Information Minister, Kojo Oppong Nkrumah, says government may sometimes be forced to make some ‘unpalatable’ decisions, in the interest of Ghanaians.
He bemoaned that the posture on what revenue mobilization measure is acceptable or not has become dependent on which side a politician is on.
He expects politicians, especially those in opposition parties, to ‘stop the hypocrisy’ and be truthful to the masses on how critical such decisions are to development.
The Ofoase-Ayirebi Member of Parliament, in an interview on Face to Face on Citi TV, cited decisions bordering on revenue generation as one of such initiatives.
“The revenue question is bigger than whether or not we are making some money from road tolls. The challenge we have in this country is that, legitimately, Ghanaians are demanding things from the government. The government has only two ways of responding to those demands. You either borrow or raise revenue. We are at a point where our debt to GDP ratio is close to about 80%. It is not healthy for us to go further. We intend to raise some more revenue while plugging out the excess expenditure.”
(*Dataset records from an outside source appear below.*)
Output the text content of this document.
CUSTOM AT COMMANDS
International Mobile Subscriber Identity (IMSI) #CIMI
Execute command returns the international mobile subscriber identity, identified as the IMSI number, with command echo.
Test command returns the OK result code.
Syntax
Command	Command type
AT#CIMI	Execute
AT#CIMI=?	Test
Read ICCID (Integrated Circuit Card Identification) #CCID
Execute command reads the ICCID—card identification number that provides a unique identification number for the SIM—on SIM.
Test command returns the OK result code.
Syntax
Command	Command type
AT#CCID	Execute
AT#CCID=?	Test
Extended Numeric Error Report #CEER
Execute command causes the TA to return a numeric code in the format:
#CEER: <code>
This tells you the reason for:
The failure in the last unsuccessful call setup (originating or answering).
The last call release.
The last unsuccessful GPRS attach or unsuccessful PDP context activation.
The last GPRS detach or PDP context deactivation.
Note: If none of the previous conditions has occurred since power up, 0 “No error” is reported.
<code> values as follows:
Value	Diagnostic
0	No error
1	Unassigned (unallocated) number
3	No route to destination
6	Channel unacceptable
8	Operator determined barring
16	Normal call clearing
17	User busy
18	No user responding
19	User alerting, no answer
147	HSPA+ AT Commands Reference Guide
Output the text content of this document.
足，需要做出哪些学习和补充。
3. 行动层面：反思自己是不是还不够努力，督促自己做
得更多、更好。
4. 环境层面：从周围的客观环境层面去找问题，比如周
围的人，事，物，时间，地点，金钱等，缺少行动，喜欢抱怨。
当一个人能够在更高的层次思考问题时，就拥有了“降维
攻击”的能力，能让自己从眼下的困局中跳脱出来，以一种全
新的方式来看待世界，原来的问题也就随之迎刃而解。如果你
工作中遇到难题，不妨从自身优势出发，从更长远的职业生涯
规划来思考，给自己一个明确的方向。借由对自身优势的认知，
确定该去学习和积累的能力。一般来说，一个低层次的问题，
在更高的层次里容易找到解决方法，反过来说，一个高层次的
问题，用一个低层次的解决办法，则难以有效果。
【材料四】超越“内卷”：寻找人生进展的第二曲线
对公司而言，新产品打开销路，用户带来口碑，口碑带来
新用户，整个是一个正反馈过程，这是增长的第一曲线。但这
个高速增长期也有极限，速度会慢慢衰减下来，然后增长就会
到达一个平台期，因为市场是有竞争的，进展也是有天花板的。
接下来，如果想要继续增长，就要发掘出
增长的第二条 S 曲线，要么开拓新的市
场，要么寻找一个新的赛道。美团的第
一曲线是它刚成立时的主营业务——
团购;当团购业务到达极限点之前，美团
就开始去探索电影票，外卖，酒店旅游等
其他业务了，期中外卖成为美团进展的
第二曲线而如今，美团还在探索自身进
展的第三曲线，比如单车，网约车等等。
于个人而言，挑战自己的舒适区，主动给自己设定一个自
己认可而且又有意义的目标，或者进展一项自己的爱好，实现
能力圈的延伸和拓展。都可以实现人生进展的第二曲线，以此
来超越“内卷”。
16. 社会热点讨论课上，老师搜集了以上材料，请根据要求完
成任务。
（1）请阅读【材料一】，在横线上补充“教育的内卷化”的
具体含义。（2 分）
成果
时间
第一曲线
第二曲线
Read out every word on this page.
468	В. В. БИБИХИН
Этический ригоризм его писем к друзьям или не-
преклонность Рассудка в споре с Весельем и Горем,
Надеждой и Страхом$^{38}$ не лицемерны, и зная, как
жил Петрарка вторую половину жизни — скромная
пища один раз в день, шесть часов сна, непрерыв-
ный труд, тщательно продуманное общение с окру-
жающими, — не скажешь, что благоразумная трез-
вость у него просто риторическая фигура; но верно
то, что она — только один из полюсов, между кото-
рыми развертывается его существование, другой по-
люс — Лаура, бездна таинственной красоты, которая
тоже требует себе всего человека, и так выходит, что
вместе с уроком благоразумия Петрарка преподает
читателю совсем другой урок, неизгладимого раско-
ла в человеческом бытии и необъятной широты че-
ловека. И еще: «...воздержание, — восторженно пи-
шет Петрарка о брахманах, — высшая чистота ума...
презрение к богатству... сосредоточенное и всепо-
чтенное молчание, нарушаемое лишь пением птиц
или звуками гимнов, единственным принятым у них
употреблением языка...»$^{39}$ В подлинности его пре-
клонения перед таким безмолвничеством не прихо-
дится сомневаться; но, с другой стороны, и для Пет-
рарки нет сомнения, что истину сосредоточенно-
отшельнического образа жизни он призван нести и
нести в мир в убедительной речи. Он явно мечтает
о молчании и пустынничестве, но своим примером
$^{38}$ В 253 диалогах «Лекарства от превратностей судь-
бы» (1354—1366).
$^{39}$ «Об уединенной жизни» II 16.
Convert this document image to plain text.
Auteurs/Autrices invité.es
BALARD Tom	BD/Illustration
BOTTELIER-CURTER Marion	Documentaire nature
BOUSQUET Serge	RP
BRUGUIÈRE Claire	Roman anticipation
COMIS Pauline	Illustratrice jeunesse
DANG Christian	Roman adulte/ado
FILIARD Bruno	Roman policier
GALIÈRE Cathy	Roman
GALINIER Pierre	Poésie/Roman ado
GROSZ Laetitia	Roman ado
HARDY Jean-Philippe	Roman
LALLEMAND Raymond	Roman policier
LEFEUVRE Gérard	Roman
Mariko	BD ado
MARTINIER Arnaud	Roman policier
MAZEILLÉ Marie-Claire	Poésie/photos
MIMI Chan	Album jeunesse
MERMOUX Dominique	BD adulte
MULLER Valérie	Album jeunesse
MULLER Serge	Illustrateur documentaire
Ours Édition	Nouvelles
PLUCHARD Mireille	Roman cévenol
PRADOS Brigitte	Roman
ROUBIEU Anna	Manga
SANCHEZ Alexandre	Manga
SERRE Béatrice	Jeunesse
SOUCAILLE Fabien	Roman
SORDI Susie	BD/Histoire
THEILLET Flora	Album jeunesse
“The revenue generation measures since I started politics have never been exciting for Ghanaians. We always find the political class being hypocritical while the government defends it. The moment power switches hands, postures change.”
“I think the political class should stop the hypocrisy because we all know that without confronting the revenue question, neither of us can fully develop the country to its full potential. We have got to stop the hypocrisy, confront the real issues and tell Ghanaians the truth,” he added.
He suggested that the opposition parties rather channel their energies into holding the government of the day accountable.
“What we must do is to ensure that when the revenues are raised, people are held accountable for it. I have heard people advise that we earmark the usage of revenue from E-Levy, label every road that is done, and publish such information on an annual basis. I think those are rather brilliant suggestions.”
Government intends to charge a 1.75% levy on electronic transactions such as mobile money, bank transfers, and inward remittances in 2022.
The government says portions of revenue collected from the levy will be used to support entrepreneurship, youth employment, cybersecurity, digital, and road infrastructure, among others.
Despite reasons given by the government for its implementation, it remains contentious, as Minority Members of Parliament (MP) have tried various means to have it thrown out.
The Minority maintains that the imposition of the levy will inflict more hardship on Ghanaians.